Djibril War : «une personne de cette nature ne devrait pas être député»
«La valeur la plus fondamentale, c’est la pudeur», Me Djibril War dixit. Poursuivant à l’endroit de Ousmane Sonko, il révèle que la radiation est la sanction la plus infâme parce que c’est l’ignominie qui est sanctionnée. A l’en croire, une personne radiée pour défaut de respect du secret professionnel, ne devrait même pas être député. «J’aurai été à la même place du garde des Sceaux ou du ministre de l’Intérieur, il n’allait pas figurer sur les listes», dit-il, avant d’ajouter : «tant qu’il n’est pas capable d’avoir des attitudes morales pour être un chef de service, il ne doit pas prétendre à diriger un Etat», martèle Me War.
Woré Sarr : «Hott, comme ôter les maigres ressources des sénégalais»
Dans son intervention, la députée libérale Woré Sarr n’a pas raté le ministre de l’Économie Amadou Hott. A l’en croire, il est à l’origine de tous les malheurs vécus par ses compatriotes. A peine nommé, avant même que vous perceviez votre premier salaire, vous nous surprenez avec cette hausse de l’électricité alors que vous devriez permettre aux Sénégalais, avec leurs maigres ressources de pouvoir faire des économies. Mais, cela ne nous surprend pas, puisque votre nom Hott signifie ôter les maigres moyens des Sénégalais», raille l’ancien maire de Gounass, avant de tresser des lauriers au ministre des Finances Abdoulaye Daouda Diallo. Cependant pour renflouer les caisses de l’Etat, elle invite le gouvernement à récupérer les 47 milliards de Singapour et les 4000 milliards qu’auraient détournés Karim Wade.
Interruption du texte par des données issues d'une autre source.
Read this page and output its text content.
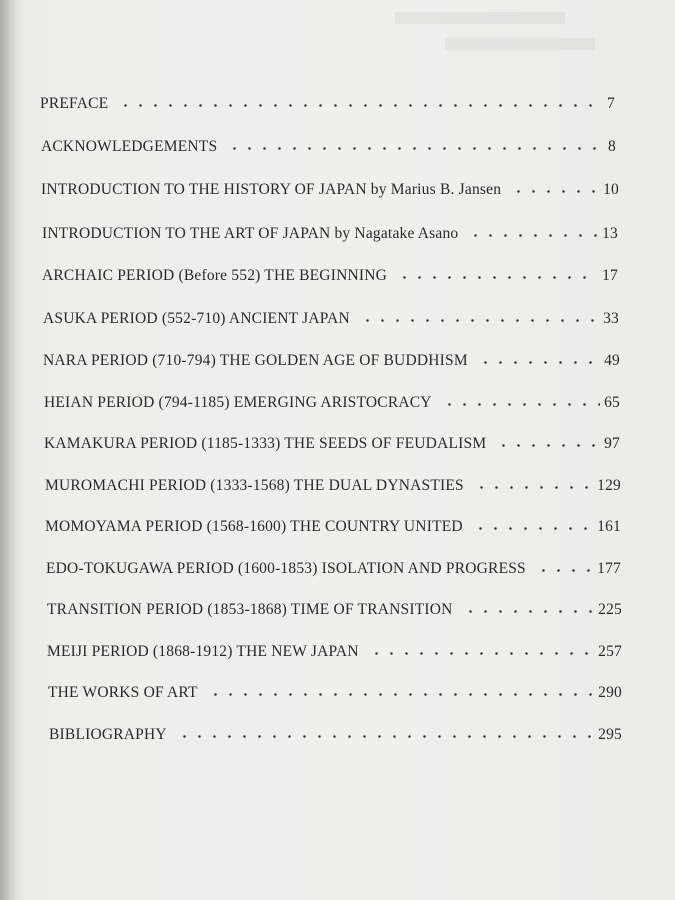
PREFACE	7
ACKNOWLEDGEMENTS	8
INTRODUCTION TO THE HISTORY OF JAPAN by Marius B. Jansen	10
INTRODUCTION TO THE ART OF JAPAN by Nagatake Asano	13
ARCHAIC PERIOD (Before 552) THE BEGINNING	17
ASUKA PERIOD (552-710) ANCIENT JAPAN	33
NARA PERIOD (710-794) THE GOLDEN AGE OF BUDDHISM	49
HEIAN PERIOD (794-1185) EMERGING ARISTOCRACY	65
KAMAKURA PERIOD (1185-1333) THE SEEDS OF FEUDALISM	97
MUROMACHI PERIOD (1333-1568) THE DUAL DYNASTIES	129
MOMOYAMA PERIOD (1568-1600) THE COUNTRY UNITED	161
EDO-TOKUGAWA PERIOD (1600-1853) ISOLATION AND PROGRESS	177
TRANSITION PERIOD (1853-1868) TIME OF TRANSITION	225
MEIJI PERIOD (1868-1912) THE NEW JAPAN	257
THE WORKS OF ART	290
BIBLIOGRAPHY	295
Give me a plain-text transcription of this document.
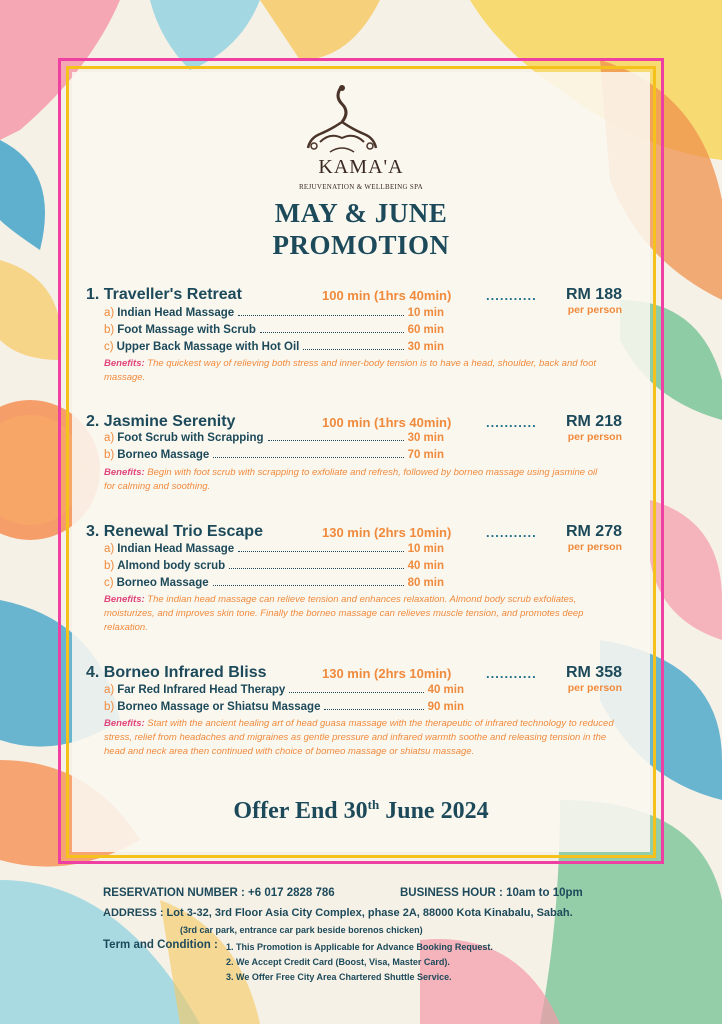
KAMA'A
REJUVENATION & WELLBEING SPA
MAY & JUNE
PROMOTION
1. Traveller's Retreat	100 min (1hrs 40min)	........... RM 188
per person
a) Indian Head Massage	10 min
b) Foot Massage with Scrub	60 min
c) Upper Back Massage with Hot Oil	30 min
Benefits: The quickest way of relieving both stress and inner-body tension is to have a head, shoulder, back and foot massage.
2. Jasmine Serenity	100 min (1hrs 40min)	........... RM 218
per person
a) Foot Scrub with Scrapping	30 min
b) Borneo Massage	70 min
Benefits: Begin with foot scrub with scrapping to exfoliate and refresh, followed by borneo massage using jasmine oil for calming and soothing.
3. Renewal Trio Escape	130 min (2hrs 10min)	........... RM 278
per person
a) Indian Head Massage	10 min
b) Almond body scrub	40 min
c) Borneo Massage	80 min
Benefits: The indian head massage can relieve tension and enhances relaxation. Almond body scrub exfoliates, moisturizes, and improves skin tone. Finally the borneo massage can relieves muscle tension, and promotes deep relaxation.
4. Borneo Infrared Bliss	130 min (2hrs 10min)	........... RM 358
per person
a) Far Red Infrared Head Therapy	40 min
b) Borneo Massage or Shiatsu Massage	90 min
Benefits: Start with the ancient healing art of head guasa massage with the therapeutic of infrared technology to reduced stress, relief from headaches and migraines as gentle pressure and infrared warmth soothe and releasing tension in the head and neck area then continued with choice of borneo massage or shiatsu massage.
Offer End 30th June 2024
RESERVATION NUMBER : +6 017 2828 786	BUSINESS HOUR : 10am to 10pm
ADDRESS : Lot 3-32, 3rd Floor Asia City Complex, phase 2A, 88000 Kota Kinabalu, Sabah.
(3rd car park, entrance car park beside borenos chicken)
Term and Condition : 1. This Promotion is Applicable for Advance Booking Request.
2. We Accept Credit Card (Boost, Visa, Master Card).
3. We Offer Free City Area Chartered Shuttle Service.
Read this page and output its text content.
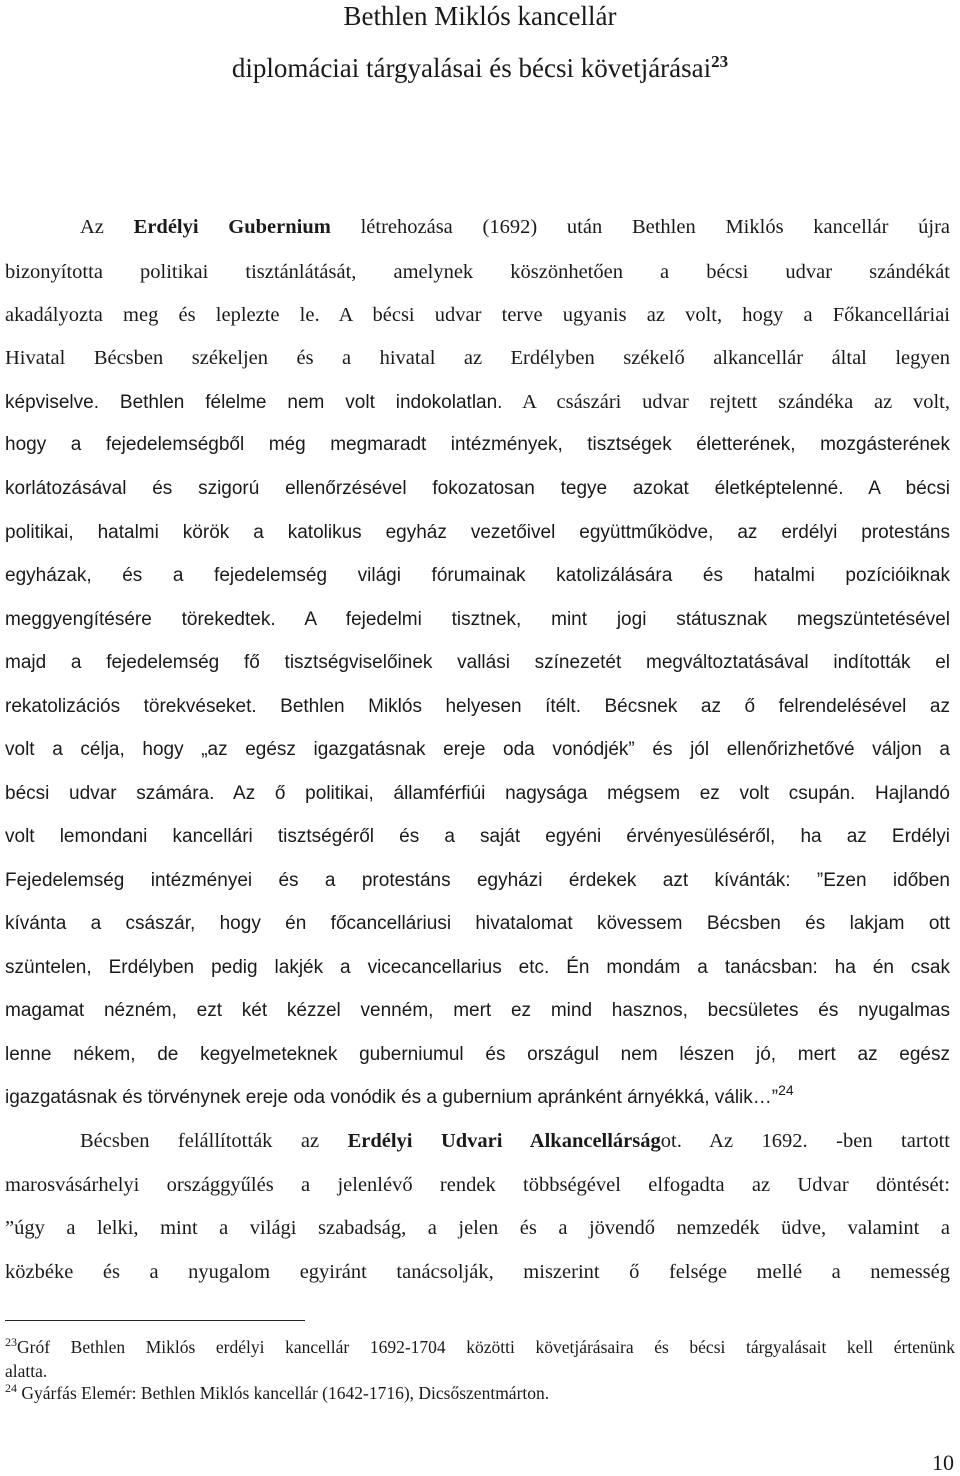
Bethlen Miklós kancellár
diplomáciai tárgyalásai és bécsi követjárásai$^{23}$
Az Erdélyi Gubernium létrehozása (1692) után Bethlen Miklós kancellár újra
bizonyította politikai tisztánlátását, amelynek köszönhetően a bécsi udvar szándékát
akadályozta meg és leplezte le. A bécsi udvar terve ugyanis az volt, hogy a Főkancelláriai
Hivatal Bécsben székeljen és a hivatal az Erdélyben székelő alkancellár által legyen
képviselve. Bethlen félelme nem volt indokolatlan. A császári udvar rejtett szándéka az volt,
hogy a fejedelemségből még megmaradt intézmények, tisztségek életterének, mozgásterének
korlátozásával és szigorú ellenőrzésével fokozatosan tegye azokat életképtelenné. A bécsi
politikai, hatalmi körök a katolikus egyház vezetőivel együttműködve, az erdélyi protestáns
egyházak, és a fejedelemség világi fórumainak katolizálására és hatalmi pozícióiknak
meggyengítésére törekedtek. A fejedelmi tisztnek, mint jogi státusznak megszüntetésével
majd a fejedelemség fő tisztségviselőinek vallási színezetét megváltoztatásával indították el
rekatolizációs törekvéseket. Bethlen Miklós helyesen ítélt. Bécsnek az ő felrendelésével az
volt a célja, hogy „az egész igazgatásnak ereje oda vonódjék” és jól ellenőrizhetővé váljon a
bécsi udvar számára. Az ő politikai, államférfiúi nagysága mégsem ez volt csupán. Hajlandó
volt lemondani kancellári tisztségéről és a saját egyéni érvényesüléséről, ha az Erdélyi
Fejedelemség intézményei és a protestáns egyházi érdekek azt kívánták: ”Ezen időben
kívánta a császár, hogy én főcancelláriusi hivatalomat kövessem Bécsben és lakjam ott
szüntelen, Erdélyben pedig lakjék a vicecancellarius etc. Én mondám a tanácsban: ha én csak
magamat nézném, ezt két kézzel venném, mert ez mind hasznos, becsületes és nyugalmas
lenne nékem, de kegyelmeteknek guberniumul és országul nem lészen jó, mert az egész
igazgatásnak és törvénynek ereje oda vonódik és a gubernium apránként árnyékká, válik…”$^{24}$
Bécsben felállították az Erdélyi Udvari Alkancellárságot. Az 1692. -ben tartott
marosvásárhelyi országgyűlés a jelenlévő rendek többségével elfogadta az Udvar döntését:
”úgy a lelki, mint a világi szabadság, a jelen és a jövendő nemzedék üdve, valamint a
közbéke és a nyugalom egyiránt tanácsolják, miszerint ő felsége mellé a nemesség
$^{23}$Gróf Bethlen Miklós erdélyi kancellár 1692-1704 közötti követjárásaira és bécsi tárgyalásait kell értenünk
alatta.
$^{24}$ Gyárfás Elemér: Bethlen Miklós kancellár (1642-1716), Dicsőszentmárton.
10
Briser les barrières idéologiques et culturelles
Pour sa part, Mamadou Diop Decroix est persuadé que les inégalités se creusent et l’extrême pauvreté omniprésente. «La corruption n’est pas combattue du fait de l’impunité comme en attestent les rapports de l’Ofnac qui dorment dans les tiroirs du procureur de la République. Enfin, le trafic international de drogue et la pandémie de la fausse monnaie participe au décor de la mauvaise gouvernance», ajoute le député.